Das hört sich zwar wenig sozialdemokratisch an, doch für Czierpka zählen letztlich die Ergebnisse: „Da ist es mir egal, wie es von außen aussieht. Wichtig ist, dass es für den Ort gut ist.

Ungleichgewicht in allen Bereichen

Denn momentan ziehe sich das soziale Ungleichgewicht quer durch alle Bereiche, sagt Czierpka und erzählt von Vereinen, die uneigennützig auf die Beiträge ärmerer Mitglieder verzichten oder von Schulfesten, die nur dank Spenden stattfinden können.

In anderen Bereich seines Stadtbezirks plädiert Czierpka durchaus für eine hohe Quote an Sozialwohnungen, „aber in Wickede müssen wir etwas tun, sonst fällt es noch weiter ab“. Dass es Probleme bei der Vermarktung der Immobilien an solvente Käufer oder Mieter geben könnte, glaubt er indes nicht: „Die Leute suchen doch nach Flächen.“

Östlich des Pleckenbrinks, unter anderem auf dem ehemals vom SV Dortmund 82 genutzten Sportplatz, sollen insgesamt 130 Wohnungen gebaut werden.

Östlich des Pleckenbrinks, unter anderem auf dem ehemals vom SV Dortmund 82 genutzten Sportplatz, sollen insgesamt 130 Wohnungen gebaut werden. © Michael Schuh

Und wie wird der treue SPD-Wähler wohl die Pläne der Brackeler Sozialdemokraten beurteilen? „Ich rechne damit, dass die Menschen nachdenken können“, sagt der Bezirksbürgermeister. „Letztendlich kann man nur hoffen, dass die Intelligenz siegt.“

Gegenwind von den Grünen

Gegenwind bekommen SPD und CDU allerdings von den Grünen, die, so die stellvertretende Bezirksbürgermeisterin Heide Kröger-Brenner, auch in den geplanten Wickeder Neubaugebieten eine Sozialwohnungsquote fordern: „25 Prozent sollten es schon sein.

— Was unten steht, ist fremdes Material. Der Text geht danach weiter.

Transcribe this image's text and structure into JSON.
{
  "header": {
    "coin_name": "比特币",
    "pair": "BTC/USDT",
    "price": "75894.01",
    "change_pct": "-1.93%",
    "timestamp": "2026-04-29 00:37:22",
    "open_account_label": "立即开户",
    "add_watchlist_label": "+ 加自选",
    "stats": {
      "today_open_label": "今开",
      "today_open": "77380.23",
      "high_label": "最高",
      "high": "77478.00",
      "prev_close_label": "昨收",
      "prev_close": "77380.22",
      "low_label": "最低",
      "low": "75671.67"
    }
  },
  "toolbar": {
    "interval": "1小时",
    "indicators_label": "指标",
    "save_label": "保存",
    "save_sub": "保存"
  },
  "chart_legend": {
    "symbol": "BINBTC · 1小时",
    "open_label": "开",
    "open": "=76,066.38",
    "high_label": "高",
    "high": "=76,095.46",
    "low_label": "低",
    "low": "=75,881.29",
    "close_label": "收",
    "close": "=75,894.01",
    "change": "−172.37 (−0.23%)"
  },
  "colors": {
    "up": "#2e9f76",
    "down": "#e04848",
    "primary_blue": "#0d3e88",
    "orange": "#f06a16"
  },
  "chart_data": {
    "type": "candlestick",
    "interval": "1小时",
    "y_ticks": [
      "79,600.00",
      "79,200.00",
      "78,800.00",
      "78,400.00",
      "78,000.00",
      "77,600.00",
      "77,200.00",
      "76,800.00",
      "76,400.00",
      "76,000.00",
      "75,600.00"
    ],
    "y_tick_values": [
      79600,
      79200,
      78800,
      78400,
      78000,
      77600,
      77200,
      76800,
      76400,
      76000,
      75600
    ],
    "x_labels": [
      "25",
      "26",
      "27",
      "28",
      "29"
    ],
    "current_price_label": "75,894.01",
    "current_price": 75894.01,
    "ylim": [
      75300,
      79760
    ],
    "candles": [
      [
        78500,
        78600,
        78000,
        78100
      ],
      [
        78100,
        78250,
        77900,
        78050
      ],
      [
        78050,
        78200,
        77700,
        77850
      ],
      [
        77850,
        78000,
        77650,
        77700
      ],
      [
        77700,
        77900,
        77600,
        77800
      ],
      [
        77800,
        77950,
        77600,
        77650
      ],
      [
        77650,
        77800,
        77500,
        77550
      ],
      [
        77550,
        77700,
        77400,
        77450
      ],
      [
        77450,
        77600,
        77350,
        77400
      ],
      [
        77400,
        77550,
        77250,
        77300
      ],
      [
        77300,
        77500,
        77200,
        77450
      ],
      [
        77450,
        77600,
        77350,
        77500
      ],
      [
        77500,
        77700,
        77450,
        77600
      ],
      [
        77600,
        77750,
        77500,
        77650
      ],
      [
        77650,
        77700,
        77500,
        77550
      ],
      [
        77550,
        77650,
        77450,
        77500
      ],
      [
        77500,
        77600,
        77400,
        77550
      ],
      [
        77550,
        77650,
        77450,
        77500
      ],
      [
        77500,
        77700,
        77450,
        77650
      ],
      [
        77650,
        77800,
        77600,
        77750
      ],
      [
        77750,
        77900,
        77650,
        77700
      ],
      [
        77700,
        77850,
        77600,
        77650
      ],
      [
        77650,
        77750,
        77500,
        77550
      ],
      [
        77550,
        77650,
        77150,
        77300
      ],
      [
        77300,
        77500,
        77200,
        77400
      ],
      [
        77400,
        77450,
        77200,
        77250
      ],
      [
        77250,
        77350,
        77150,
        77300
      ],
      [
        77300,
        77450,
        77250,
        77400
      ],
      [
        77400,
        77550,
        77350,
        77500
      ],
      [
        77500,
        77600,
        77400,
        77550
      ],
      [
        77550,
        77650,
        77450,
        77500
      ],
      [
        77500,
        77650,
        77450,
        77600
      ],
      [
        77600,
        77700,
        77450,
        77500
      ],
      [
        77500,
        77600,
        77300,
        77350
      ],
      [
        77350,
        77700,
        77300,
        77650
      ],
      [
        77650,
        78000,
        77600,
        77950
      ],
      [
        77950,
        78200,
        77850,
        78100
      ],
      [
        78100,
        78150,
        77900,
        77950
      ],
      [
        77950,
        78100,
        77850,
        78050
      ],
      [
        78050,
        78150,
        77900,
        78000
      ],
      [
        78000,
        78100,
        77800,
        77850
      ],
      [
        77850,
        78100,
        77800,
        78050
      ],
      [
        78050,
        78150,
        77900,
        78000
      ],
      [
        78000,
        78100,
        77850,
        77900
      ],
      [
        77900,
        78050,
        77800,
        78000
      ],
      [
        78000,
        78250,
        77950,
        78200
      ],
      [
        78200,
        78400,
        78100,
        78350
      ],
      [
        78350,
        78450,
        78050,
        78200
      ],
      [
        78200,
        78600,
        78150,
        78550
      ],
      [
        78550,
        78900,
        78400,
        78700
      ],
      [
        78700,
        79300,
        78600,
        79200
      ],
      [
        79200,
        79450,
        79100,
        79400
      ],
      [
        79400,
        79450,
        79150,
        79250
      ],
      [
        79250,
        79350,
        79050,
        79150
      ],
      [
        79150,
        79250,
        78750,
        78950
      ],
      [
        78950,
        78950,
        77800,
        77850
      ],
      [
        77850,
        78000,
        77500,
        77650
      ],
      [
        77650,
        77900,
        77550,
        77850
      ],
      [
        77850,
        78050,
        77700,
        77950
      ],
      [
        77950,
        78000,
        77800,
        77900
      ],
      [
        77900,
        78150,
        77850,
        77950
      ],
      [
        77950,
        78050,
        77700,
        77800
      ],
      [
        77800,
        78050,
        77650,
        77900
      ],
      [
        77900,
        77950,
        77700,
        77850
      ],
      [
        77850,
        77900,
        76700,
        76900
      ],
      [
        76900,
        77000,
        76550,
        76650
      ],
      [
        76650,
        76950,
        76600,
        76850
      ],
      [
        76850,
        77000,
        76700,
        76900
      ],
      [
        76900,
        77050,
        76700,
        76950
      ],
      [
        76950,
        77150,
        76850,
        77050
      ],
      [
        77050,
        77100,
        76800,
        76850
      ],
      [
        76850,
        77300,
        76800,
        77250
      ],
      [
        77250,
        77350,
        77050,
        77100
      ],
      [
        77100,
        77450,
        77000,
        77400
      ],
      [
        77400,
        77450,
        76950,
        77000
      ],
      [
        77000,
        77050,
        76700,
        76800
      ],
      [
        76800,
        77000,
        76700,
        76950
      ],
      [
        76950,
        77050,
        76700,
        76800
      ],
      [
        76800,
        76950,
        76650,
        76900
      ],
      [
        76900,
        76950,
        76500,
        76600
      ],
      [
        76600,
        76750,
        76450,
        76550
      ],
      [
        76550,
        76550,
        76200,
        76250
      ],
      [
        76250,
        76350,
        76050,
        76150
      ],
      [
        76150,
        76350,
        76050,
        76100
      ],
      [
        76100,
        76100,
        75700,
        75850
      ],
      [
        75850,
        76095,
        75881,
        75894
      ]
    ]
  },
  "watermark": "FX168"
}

Denn gerade kleine und günstige Wohnungen sind zurzeit sehr gefragt.“

Dass der Handel vor Ort bei weniger sozialem Wohnraum einen Aufschwung erleben würde, kann sich Kröger-Brenner nicht vorstellen: „Discounter, wie zum Beispiel Netto, werden doch eher von Menschen mit weniger Geld aufgesucht. Und die Gutverdiener setzen sich in ihren SUV und fahren in die City.“ Und die kleineren Händler am Hellweg hätten so oder so zu kämpfen: „Zum Beispiel durch den Onlinehandel.“

Andere Sozialdemokraten reagieren mit Unverständnis

Ob der Ausschuss für Stadtentwicklung nicht intelligent genug ist, um die Haltung der Brackeler Genossen zu verstehen, sei mal dahingestellt. Auf jeden Fall war in dem Gremium am Mittwoch (6.11.) das Unverständnis groß.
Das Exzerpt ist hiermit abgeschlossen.